Well, sure. There's millions of transfusions each year in the U.S. Theoretically, it's a blood product, so you do have to be concerned that the blood is screened correctly. But if you do that, it becomes an extremely safe procedure. It's one of the safest procedures there is. That's part of the reason we're allowed to do this—blood transfusions are very well-studied and very safe.

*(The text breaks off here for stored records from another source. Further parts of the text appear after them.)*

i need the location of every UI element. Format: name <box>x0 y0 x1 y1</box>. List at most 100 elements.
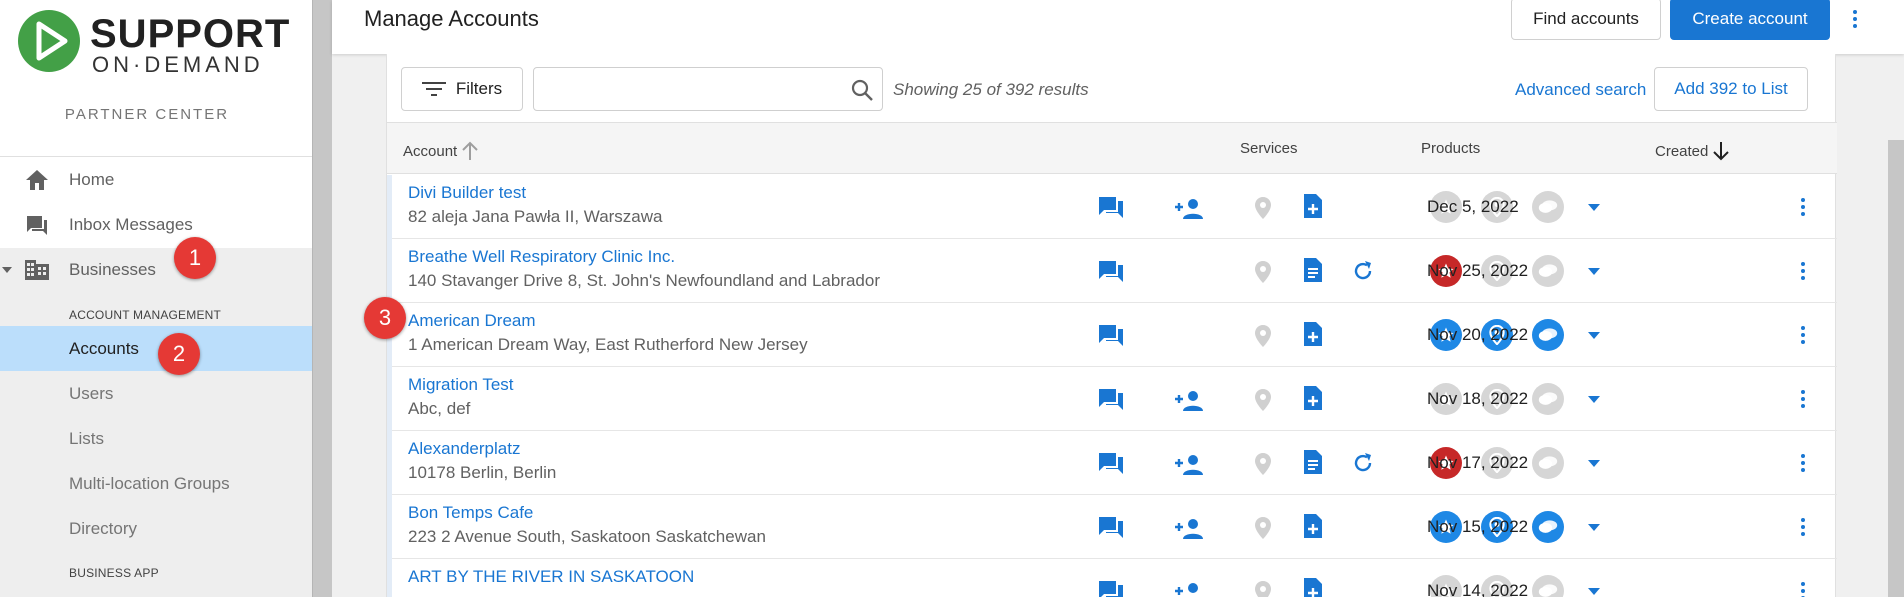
location-pin-icon[interactable] <box>1248 321 1278 351</box>
add-document-icon[interactable] <box>1298 383 1328 413</box>
add-to-list-button[interactable]: Add 392 to List <box>1654 67 1808 111</box>
expand-products-chevron-down-icon[interactable] <box>1588 460 1600 467</box>
account-name-link[interactable]: Breathe Well Respiratory Clinic Inc. <box>408 247 675 267</box>
expand-products-chevron-down-icon[interactable] <box>1588 396 1600 403</box>
row-more-options-icon[interactable] <box>1798 260 1808 282</box>
inbox-chat-icon[interactable] <box>1096 192 1126 222</box>
row-accent <box>387 431 392 495</box>
add-user-icon[interactable] <box>1174 578 1204 597</box>
row-more-options-icon[interactable] <box>1798 452 1808 474</box>
table-row[interactable]: Divi Builder test 82 aleja Jana Pawła II,… <box>387 175 1837 239</box>
row-accent <box>387 239 392 303</box>
add-document-icon[interactable] <box>1298 511 1328 541</box>
chat-product-icon[interactable] <box>1532 191 1564 223</box>
inbox-chat-icon[interactable] <box>1096 448 1126 478</box>
location-pin-icon[interactable] <box>1248 193 1278 223</box>
advanced-search-link[interactable]: Advanced search <box>1515 80 1646 100</box>
location-pin-icon[interactable] <box>1248 385 1278 415</box>
add-user-icon[interactable] <box>1174 194 1204 224</box>
expand-products-chevron-down-icon[interactable] <box>1588 332 1600 339</box>
chat-product-icon[interactable] <box>1532 447 1564 479</box>
row-more-options-icon[interactable] <box>1798 324 1808 346</box>
created-date: Nov 20, 2022 <box>1427 325 1529 344</box>
created-date: Nov 25, 2022 <box>1427 261 1529 280</box>
expand-products-chevron-down-icon[interactable] <box>1588 588 1600 595</box>
inbox-chat-icon[interactable] <box>1096 320 1126 350</box>
add-document-icon[interactable] <box>1298 191 1328 221</box>
sidebar-item-home[interactable]: Home <box>0 158 312 202</box>
search-icon[interactable] <box>850 78 874 102</box>
section-header-business-app: BUSINESS APP <box>69 566 159 580</box>
account-name-link[interactable]: Migration Test <box>408 375 514 395</box>
add-user-icon[interactable] <box>1174 386 1204 416</box>
table-row[interactable]: Alexanderplatz 10178 Berlin, Berlin Nov 17… <box>387 431 1837 495</box>
document-icon[interactable] <box>1298 447 1328 477</box>
home-icon <box>20 168 54 192</box>
inbox-chat-icon[interactable] <box>1096 512 1126 542</box>
table-row[interactable]: Bon Temps Cafe 223 2 Avenue South, Saskat… <box>387 495 1837 559</box>
add-document-icon[interactable] <box>1298 575 1328 597</box>
column-header-created[interactable]: Created <box>1655 140 1732 162</box>
search-input[interactable] <box>544 78 844 100</box>
account-name-link[interactable]: Alexanderplatz <box>408 439 520 459</box>
expand-products-chevron-down-icon[interactable] <box>1588 524 1600 531</box>
column-header-account[interactable]: Account <box>403 140 481 162</box>
search-field[interactable] <box>533 67 883 111</box>
expand-products-chevron-down-icon[interactable] <box>1588 204 1600 211</box>
account-name-link[interactable]: Bon Temps Cafe <box>408 503 533 523</box>
support-on-demand-logo[interactable]: SUPPORT ON·DEMAND <box>18 10 298 80</box>
chat-product-icon[interactable] <box>1532 575 1564 597</box>
inbox-chat-icon[interactable] <box>1096 384 1126 414</box>
location-pin-icon[interactable] <box>1248 449 1278 479</box>
row-more-options-icon[interactable] <box>1798 196 1808 218</box>
section-header-account-management: ACCOUNT MANAGEMENT <box>69 308 222 322</box>
expand-products-chevron-down-icon[interactable] <box>1588 268 1600 275</box>
sidebar-scrollbar[interactable] <box>312 0 332 597</box>
table-row[interactable]: American Dream 1 American Dream Way, East… <box>387 303 1837 367</box>
location-pin-icon[interactable] <box>1248 257 1278 287</box>
inbox-chat-icon[interactable] <box>1096 256 1126 286</box>
add-user-icon[interactable] <box>1174 514 1204 544</box>
row-more-options-icon[interactable] <box>1798 516 1808 538</box>
sidebar-item-accounts[interactable]: Accounts <box>0 326 312 371</box>
account-address: 140 Stavanger Drive 8, St. John's Newfou… <box>408 271 880 290</box>
sidebar-item-label: Businesses <box>69 260 156 279</box>
filter-list-icon <box>421 82 446 96</box>
row-more-options-icon[interactable] <box>1798 580 1808 597</box>
sidebar-item-businesses[interactable]: Businesses <box>0 248 312 292</box>
inbox-chat-icon[interactable] <box>1096 576 1126 597</box>
refresh-icon[interactable] <box>1348 448 1378 478</box>
add-user-icon[interactable] <box>1174 450 1204 480</box>
sidebar-item-directory[interactable]: Directory <box>0 506 312 551</box>
page-scrollbar[interactable] <box>1888 140 1904 597</box>
account-name-link[interactable]: ART BY THE RIVER IN SASKATOON <box>408 567 694 587</box>
table-row[interactable]: ART BY THE RIVER IN SASKATOON Nov 14, 202… <box>387 559 1837 597</box>
chat-product-icon[interactable] <box>1532 511 1564 543</box>
location-pin-icon[interactable] <box>1248 513 1278 543</box>
sidebar-item-inbox-messages[interactable]: Inbox Messages <box>0 203 312 247</box>
more-options-icon[interactable] <box>1849 8 1861 30</box>
chat-product-icon[interactable] <box>1532 319 1564 351</box>
document-icon[interactable] <box>1298 255 1328 285</box>
column-header-label: Products <box>1421 140 1481 157</box>
account-name-link[interactable]: American Dream <box>408 311 536 331</box>
row-more-options-icon[interactable] <box>1798 388 1808 410</box>
chat-product-icon[interactable] <box>1532 383 1564 415</box>
sort-ascending-arrow-icon <box>462 141 478 160</box>
create-account-button[interactable]: Create account <box>1670 0 1830 40</box>
find-accounts-button[interactable]: Find accounts <box>1511 0 1661 40</box>
add-document-icon[interactable] <box>1298 319 1328 349</box>
chat-product-icon[interactable] <box>1532 255 1564 287</box>
account-name-link[interactable]: Divi Builder test <box>408 183 526 203</box>
sidebar-item-users[interactable]: Users <box>0 371 312 416</box>
sidebar-item-lists[interactable]: Lists <box>0 416 312 461</box>
location-pin-icon[interactable] <box>1248 577 1278 597</box>
table-row[interactable]: Breathe Well Respiratory Clinic Inc. 140 … <box>387 239 1837 303</box>
sidebar-item-multi-location-groups[interactable]: Multi-location Groups <box>0 461 312 506</box>
filters-button[interactable]: Filters <box>401 67 523 111</box>
table-row[interactable]: Migration Test Abc, def Nov 18, 2022 <box>387 367 1837 431</box>
refresh-icon[interactable] <box>1348 256 1378 286</box>
column-header-label: Services <box>1240 140 1298 157</box>
created-date: Dec 5, 2022 <box>1427 197 1519 216</box>
row-accent <box>387 175 392 239</box>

Are there any risks, though?
There's the theoretical risk of an infectious disease. We're not a blood bank—we don't collect blood from people. But blood banks screen the blood and that prevents the transmission of an infectious disease. That is the risk, and that's why it's so heavily regulated. In the U.S., the blood supply is considered one of the safest in the world.

A close-up photo of a blood sorting machine is pictured on July 6, 2012 at the blood collection center of the French Institution for Blood (EFS) in Paris.The blood sample is sorted using a machine to keep only the plasma or the cells. The EFS opened a blood donation house (Maison du don) in Paris on July 3, it is the fifth blood donation house in France since 2007 with the one in Aix-en-Provence, Lille, Rouen, Saint-Pierre de la Reunion and Toulouse. MARION BERARD/AFP/GettyImages

Are you squeamish at all around blood?
No! Also, we use blood plasma. So it doesn't actually look like blood. It's not red. Even for people who might be squeamish, it's a much more comfortable procedure than they might think.

What about the people who donate the plasma? These are young people. How do you become a donor?
People donate whole blood—like, red whole blood—to a blood donation center. And what they do is they separate out the red blood cells from the plasma—they spin it in a centrifuge—and then we purchase the plasma from them.

Can anyone purchase blood from a blood bank? Or do you have to have some sort of license...
Doctors can. It's a prescription drug, is how it's regulated. It's almost like a pharmacy for blood, although it's frozen. It shifts directly to the physician's office, because it has to be stored frozen.

Where do you see this business taking off in the next five or 10 years? Do you think this will become a more common and socially accepted treatment?
I hope so! That depends on people's reaction to it. If they're comfortable with the idea of using blood for this use, then it could really become accepted. I think we're seeing that people have a strong reaction to blood. Some people think it's weird. To be honest, that's probably what's going to limit its option. I think it's going to remain an elective treatment in the future.

Are your parents on board with the idea?
Yeah. They're very proud of me. Yes.

Are you familiar with some of the stories about Peter Thiel and his apparent interest in increasing his own lifespan through blood transfusions?
No, I'm not.

Are you a fan of vampire movies?
Uhh... sure. I haven't seen a lot of them? But I think there are some good classic ones.

What's your favorite?
I don't know. If I had to pick a movie, I would say Benjamin Button is the closest movie to go along with what we're doing.

That's pretty fantastical.
That's what surprises people. They think this is going to slow aging. It actually [reverses] it. That's what you see with the mice as well. The mice become younger. That's what I think is going on with people. They're actually becoming younger.